Deutlich wird schon aus dieser Quelle vom Ende des 18. Jahrhunderts, dass der Schmelztiegel einer amerikanischen Nation immer nur die Assimilierung europäischer Einwanderer an die weiße, ursprünglich angloamerikanische Gesellschaft bedeutet, und, wie Crèvecoeurs Nennung von Franzosen und Holländern zeigt, sich primär auf nordeuropäische Herkunftsländer bezieht. Nicht einbezogen in die Verschmelzung zu einer neuen amerikanischen Nation sind die Ureinwohner sowie die seit 1619 aus Afrika zur Arbeit auf den Plantagen eingesetzten Sklaven. Zu diesen Diskriminierten wurden Anfang des 20. Jahrhunderts auch Einwanderer aus Ost- und Südeuropa wegen ihrer dunkleren Hautfarbe gezählt. Zusammen mit Afroamerikanern, Ureinwohnern, orthodoxen Juden und Asiaten galten sie als „unassimilierbare Fremde“. Deshalb hatten vor allem die dunkelhäutigen Einwanderer aus Süditalien und Sizilien einen schweren Stand und mussten von Anfang an um ihre Anerkennung ringen. Diese mangelnde Wertschätzung hatten die gegenüber dem Norden als rückständig geltenden Süditaliener schon in dem nach 1861 vereinigten Italien erfahren. Neben der schlechten wirtschaftlichen Situation der weitgehend in der Landwirtschaft tätigen Bewohner aus den Regionen von Kampanien, Apulien, Kalabrien und Sizilien war die Diskriminierung durch die das Land dominierenden Nordstaaten einer der Hauptgründe für die Auswanderung gewesen. Bis zum Ende des 19. Jahrhunderts stieg die Zahl der Amerika als Ziel ihrer Träume ansehenden Süditaliener sprunghaft an, sodass in der ersten Dekade des 20. Jahrhunderts mehr als 2 Millionen Einwanderer registriert wurden, während der Rückgang in der zweiten Dekade auf immerhin noch 1 Million nur durch den 1. Weltkrieg bedingt war. Nicht unerheblich für die Beziehung zwischen der Heimat und dem prosperierenden Amerika war die große Zahl von Rückkehrern, deren vorübergehender Aufenthalt nur dem finanziellen Zugewinn für die in Italien verbliebene Familie diente.

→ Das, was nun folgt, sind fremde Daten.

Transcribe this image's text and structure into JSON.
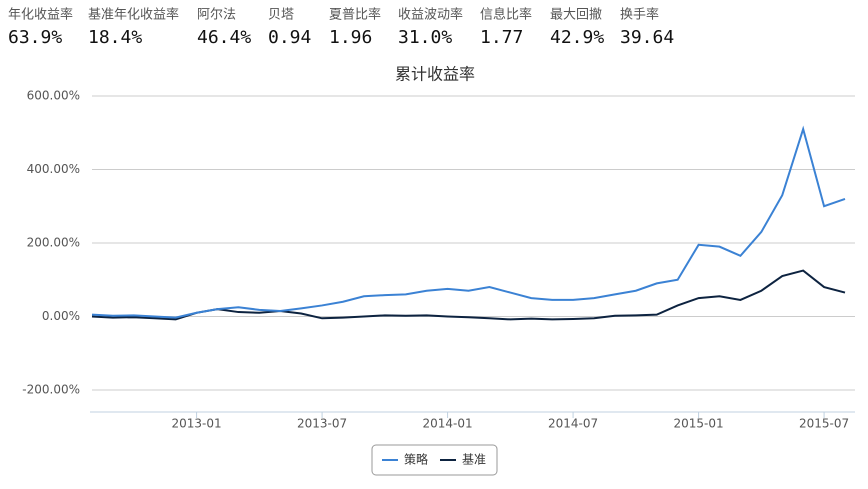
{
  "metrics": [
    {
      "label": "年化收益率",
      "value": "63.9%"
    },
    {
      "label": "基准年化收益率",
      "value": "18.4%"
    },
    {
      "label": "阿尔法",
      "value": "46.4%"
    },
    {
      "label": "贝塔",
      "value": "0.94"
    },
    {
      "label": "夏普比率",
      "value": "1.96"
    },
    {
      "label": "收益波动率",
      "value": "31.0%"
    },
    {
      "label": "信息比率",
      "value": "1.77"
    },
    {
      "label": "最大回撤",
      "value": "42.9%"
    },
    {
      "label": "换手率",
      "value": "39.64"
    }
  ],
  "chart_data": {
    "type": "line",
    "title": "累计收益率",
    "x": [
      "2012-08",
      "2012-09",
      "2012-10",
      "2012-11",
      "2012-12",
      "2013-01",
      "2013-02",
      "2013-03",
      "2013-04",
      "2013-05",
      "2013-06",
      "2013-07",
      "2013-08",
      "2013-09",
      "2013-10",
      "2013-11",
      "2013-12",
      "2014-01",
      "2014-02",
      "2014-03",
      "2014-04",
      "2014-05",
      "2014-06",
      "2014-07",
      "2014-08",
      "2014-09",
      "2014-10",
      "2014-11",
      "2014-12",
      "2015-01",
      "2015-02",
      "2015-03",
      "2015-04",
      "2015-05",
      "2015-06",
      "2015-07",
      "2015-08"
    ],
    "xticks": [
      "2013-01",
      "2013-07",
      "2014-01",
      "2014-07",
      "2015-01",
      "2015-07"
    ],
    "series": [
      {
        "name": "策略",
        "color": "#3b82d4",
        "values": [
          5,
          2,
          3,
          0,
          -3,
          10,
          20,
          25,
          18,
          15,
          22,
          30,
          40,
          55,
          58,
          60,
          70,
          75,
          70,
          80,
          65,
          50,
          45,
          45,
          50,
          60,
          70,
          90,
          100,
          195,
          190,
          165,
          230,
          330,
          510,
          300,
          320
        ]
      },
      {
        "name": "基准",
        "color": "#0d2340",
        "values": [
          0,
          -3,
          -2,
          -5,
          -8,
          10,
          20,
          12,
          10,
          15,
          8,
          -5,
          -3,
          0,
          3,
          2,
          3,
          0,
          -2,
          -5,
          -8,
          -6,
          -8,
          -7,
          -5,
          2,
          3,
          5,
          30,
          50,
          55,
          45,
          70,
          110,
          125,
          80,
          65
        ]
      }
    ],
    "ylim": [
      -260,
      600
    ],
    "yticks": [
      {
        "value": -200,
        "label": "-200.00%"
      },
      {
        "value": 0,
        "label": "0.00%"
      },
      {
        "value": 200,
        "label": "200.00%"
      },
      {
        "value": 400,
        "label": "400.00%"
      },
      {
        "value": 600,
        "label": "600.00%"
      }
    ],
    "grid": true
  }
}
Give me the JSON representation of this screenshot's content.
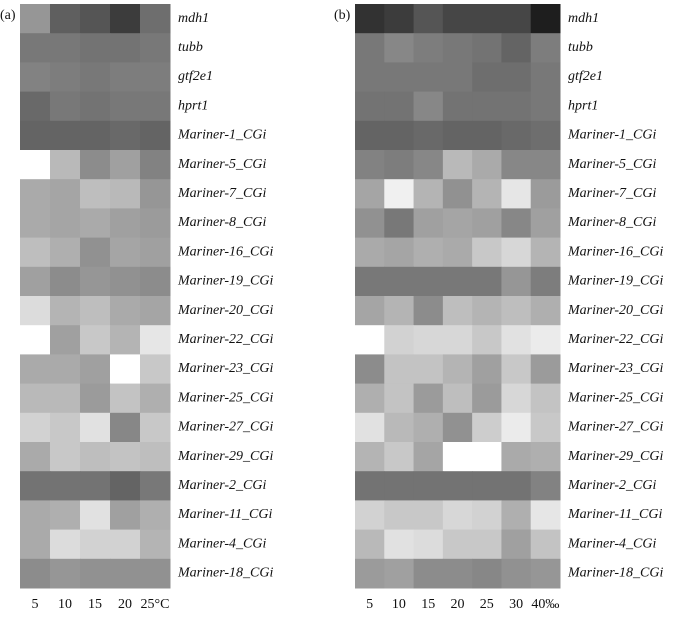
{
  "chart_data": [
    {
      "type": "heatmap",
      "title": "(a)",
      "rows": [
        "mdh1",
        "tubb",
        "gtf2e1",
        "hprt1",
        "Mariner-1_CGi",
        "Mariner-5_CGi",
        "Mariner-7_CGi",
        "Mariner-8_CGi",
        "Mariner-16_CGi",
        "Mariner-19_CGi",
        "Mariner-20_CGi",
        "Mariner-22_CGi",
        "Mariner-23_CGi",
        "Mariner-25_CGi",
        "Mariner-27_CGi",
        "Mariner-29_CGi",
        "Mariner-2_CGi",
        "Mariner-11_CGi",
        "Mariner-4_CGi",
        "Mariner-18_CGi"
      ],
      "categories": [
        "5",
        "10",
        "15",
        "20",
        "25°C"
      ],
      "values": [
        [
          150,
          95,
          85,
          60,
          110
        ],
        [
          120,
          120,
          115,
          115,
          120
        ],
        [
          130,
          125,
          120,
          125,
          125
        ],
        [
          105,
          120,
          115,
          120,
          120
        ],
        [
          100,
          100,
          100,
          105,
          100
        ],
        [
          255,
          185,
          140,
          160,
          130
        ],
        [
          170,
          165,
          190,
          185,
          150
        ],
        [
          170,
          165,
          170,
          160,
          155
        ],
        [
          190,
          175,
          145,
          165,
          160
        ],
        [
          160,
          140,
          150,
          145,
          140
        ],
        [
          220,
          180,
          190,
          170,
          165
        ],
        [
          255,
          160,
          200,
          180,
          230
        ],
        [
          170,
          170,
          160,
          255,
          200
        ],
        [
          185,
          185,
          155,
          195,
          175
        ],
        [
          210,
          200,
          225,
          135,
          200
        ],
        [
          170,
          200,
          190,
          195,
          190
        ],
        [
          115,
          115,
          115,
          100,
          120
        ],
        [
          170,
          175,
          225,
          160,
          175
        ],
        [
          170,
          220,
          210,
          210,
          180
        ],
        [
          140,
          150,
          145,
          145,
          145
        ]
      ]
    },
    {
      "type": "heatmap",
      "title": "(b)",
      "rows": [
        "mdh1",
        "tubb",
        "gtf2e1",
        "hprt1",
        "Mariner-1_CGi",
        "Mariner-5_CGi",
        "Mariner-7_CGi",
        "Mariner-8_CGi",
        "Mariner-16_CGi",
        "Mariner-19_CGi",
        "Mariner-20_CGi",
        "Mariner-22_CGi",
        "Mariner-23_CGi",
        "Mariner-25_CGi",
        "Mariner-27_CGi",
        "Mariner-29_CGi",
        "Mariner-2_CGi",
        "Mariner-11_CGi",
        "Mariner-4_CGi",
        "Mariner-18_CGi"
      ],
      "categories": [
        "5",
        "10",
        "15",
        "20",
        "25",
        "30",
        "40‰"
      ],
      "values": [
        [
          50,
          60,
          85,
          70,
          70,
          70,
          30
        ],
        [
          120,
          135,
          125,
          120,
          115,
          100,
          125
        ],
        [
          120,
          120,
          120,
          120,
          110,
          110,
          120
        ],
        [
          115,
          115,
          135,
          115,
          115,
          115,
          120
        ],
        [
          100,
          100,
          105,
          100,
          100,
          105,
          110
        ],
        [
          130,
          125,
          135,
          185,
          170,
          135,
          135
        ],
        [
          165,
          240,
          180,
          145,
          180,
          230,
          155
        ],
        [
          145,
          120,
          160,
          165,
          160,
          135,
          160
        ],
        [
          170,
          165,
          175,
          170,
          200,
          215,
          180
        ],
        [
          120,
          120,
          120,
          120,
          120,
          150,
          125
        ],
        [
          165,
          180,
          140,
          190,
          180,
          190,
          175
        ],
        [
          255,
          210,
          215,
          215,
          200,
          225,
          235
        ],
        [
          140,
          195,
          195,
          180,
          160,
          200,
          155
        ],
        [
          175,
          195,
          155,
          190,
          155,
          215,
          195
        ],
        [
          225,
          185,
          175,
          145,
          205,
          235,
          200
        ],
        [
          180,
          200,
          165,
          255,
          255,
          170,
          175
        ],
        [
          115,
          115,
          115,
          115,
          115,
          115,
          130
        ],
        [
          210,
          200,
          200,
          215,
          210,
          175,
          230
        ],
        [
          185,
          225,
          220,
          200,
          200,
          160,
          195
        ],
        [
          155,
          160,
          140,
          140,
          135,
          145,
          150
        ]
      ]
    }
  ]
}
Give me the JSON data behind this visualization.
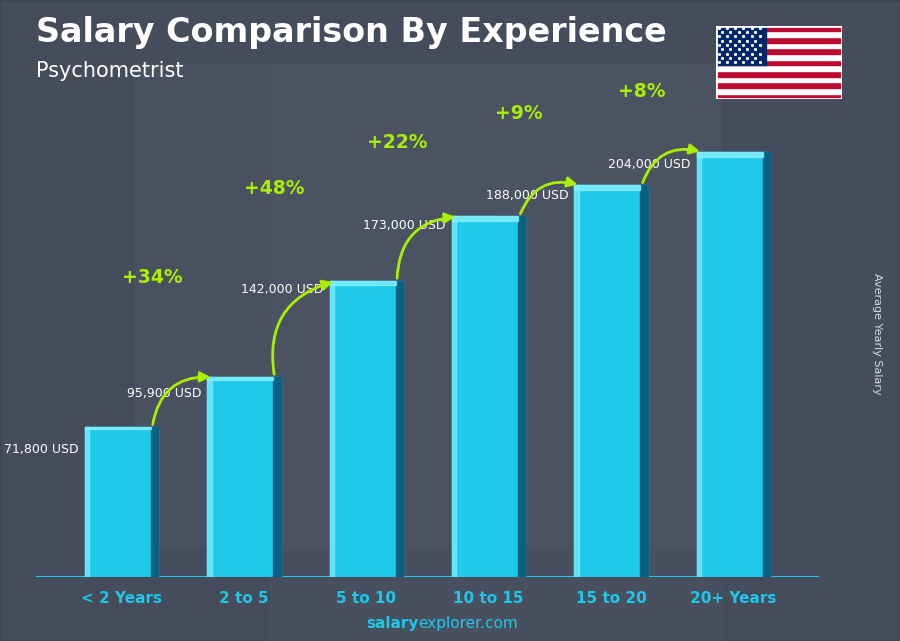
{
  "title": "Salary Comparison By Experience",
  "subtitle": "Psychometrist",
  "categories": [
    "< 2 Years",
    "2 to 5",
    "5 to 10",
    "10 to 15",
    "15 to 20",
    "20+ Years"
  ],
  "values": [
    71800,
    95900,
    142000,
    173000,
    188000,
    204000
  ],
  "labels": [
    "71,800 USD",
    "95,900 USD",
    "142,000 USD",
    "173,000 USD",
    "188,000 USD",
    "204,000 USD"
  ],
  "pct_changes": [
    "+34%",
    "+48%",
    "+22%",
    "+9%",
    "+8%"
  ],
  "bar_color_main": "#1ec8e8",
  "bar_color_dark": "#0e7fa0",
  "bar_color_light": "#80eeff",
  "bar_color_right": "#0a6080",
  "bg_color": "#5a6070",
  "overlay_color": "#00000044",
  "text_color_white": "#ffffff",
  "text_color_cyan": "#1ec8e8",
  "text_color_green": "#aaee00",
  "ylabel": "Average Yearly Salary",
  "watermark_bold": "salary",
  "watermark_normal": "explorer.com",
  "ylim_max": 240000,
  "bar_width": 0.6,
  "label_fontsize": 9.0,
  "pct_fontsize": 13.5,
  "cat_fontsize": 11.0,
  "title_fontsize": 24,
  "subtitle_fontsize": 15
}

Die Situation der auswanderungswilligen Italiener stellte sich fundamental anders dar als die der aus England seit dem 17. Jahrhundert eingewanderten Gruppierungen. Die von dem Seefahrer und Entdecker Sir Walter Raleigh 1585 mit der Billigung von Königin Elizabeth I. nach Amerika entsandte Gruppe von 105 Mann, mit der Absicht, dort auf der dem heutigen Staat von North Carolina vorgelagerten Insel Roanoke die erste Kolonie der Engländer in der Neuen Welt zu gründen, war aus bislang ungeklärten Gründen verloren gegangen. Erst ein weiterer Versuch führte schließlich mit der Gründung von Jamestown 1603 im heutigen Virginia zur dauerhaften, auf Landwirtschaft ausgerichteten Siedlung im Süden. Im Norden hatten Pilgerväter 1620 zunächst die Plymouth-Kolonie und die Puritaner 1630 mit Genehmigung des englischen Königs Charles I. die Massachusetts-Bay-Kolonie in Neuengland gegründet mit dem Ziel, ihre von der anglikanischen Kirche abweichenden religiösen Vorstellungen in einem neu zu gründenden Gottesstaat zu verwirklichen. Salem, der heutige Vorort von Boston, sollte ein zweites Jerusalem werden und nach dem Willen des ersten Gouverneurs John Winthrop eine „Stadt auf einem Hügel“ und ein Modell für die Welt sein, das schließlich zur Grundlage des amerikanischen Exzeptionalismus wurde. Diese schon am Anfang der Kolonialzeit in Neuengland religiös fundierte Vorstellung einer Ausnahmestellung in der Welt ist im Laufe der amerikanischen Geschichte politisch instrumentalisiert worden und hat das Selbstbewusstsein der amerikanischen Nation bis zu Donald Trump bestimmt. Bei der Beerdigung von Ronald Reagan 2004 wurde dem Wunsch des 40. Präsidenten entsprechend diese Textstelle aus John Winthrops Laienpredigt „Ein Modell christlicher Nächstenliebe“ verlesen.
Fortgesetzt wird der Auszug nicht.